Morceaux choisis : dans ce fourmillant continent, on rencontre un minet enamouré tout droit sorti d’un boys band ("Fais gaffe à mon gel !") et prêt à donner sa vie pour Riley (Joie le prendra au mot), mais aussi des maisons en gâteaux, des bonhommes-nuages ("du vent", dira plus tard le flic appelé pour enquêter sur la mystérieux disparition de M. Cumulonimbus) et aussi le vieil ami chimérique de la fillette, Big Bong, grande peluche rose à trompe d’éléphant à travers lequel Docter approfondit l’une des grandes marottes du studio Pixar, et particulièrement de la saga Toy Story : l’inéluctable mise au rebut des émerveillements candides de l’enfance, l’effacement irréversible des garants de l’innocence originelle. Scène à pleurer : Joie et Big Bong sont tombées dans l’abîme de l’oubli, sorte de Mordor cérébral où viennent périr les millions de souvenirs éteints de Riley. Pour s’en sortir, ils n’ont qu’un frêle espoir : utiliser le propulseur à chansons qui est venu s’échouer avec eux, vieille relique crachotant ses dernières cartouches. Ils s’époumonent, lancent le véhicule, prennent leur élan. Échec. Alors ils essaient à nouveau, chantent plus fort encore, de toute leur énergie et de tout leur entrain. Nouvel échec : le bord du précipice leur échappe d’un fil.
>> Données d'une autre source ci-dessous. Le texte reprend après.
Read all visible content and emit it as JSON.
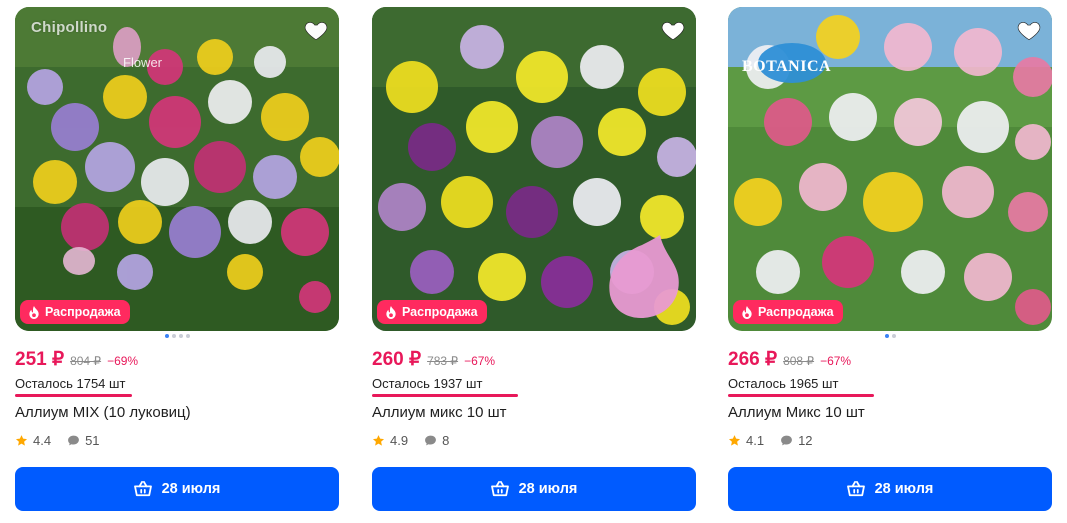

Rassemblant les dernières forces qu’il leur reste, ils osent une ultime tentative, qui cette fois sera la bonne. Mais Big Bong s’est sacrifié : juste avant l’envolée de l’engin, il s’en est délibérément éjecté, conscient d’être condamné au néant, heureux de sauver cette petite personnalité de fraîcheur et d’optimisme qui permettra à Riley, par ses injonctions au courage et à la bonne humeur, d’être heureuse.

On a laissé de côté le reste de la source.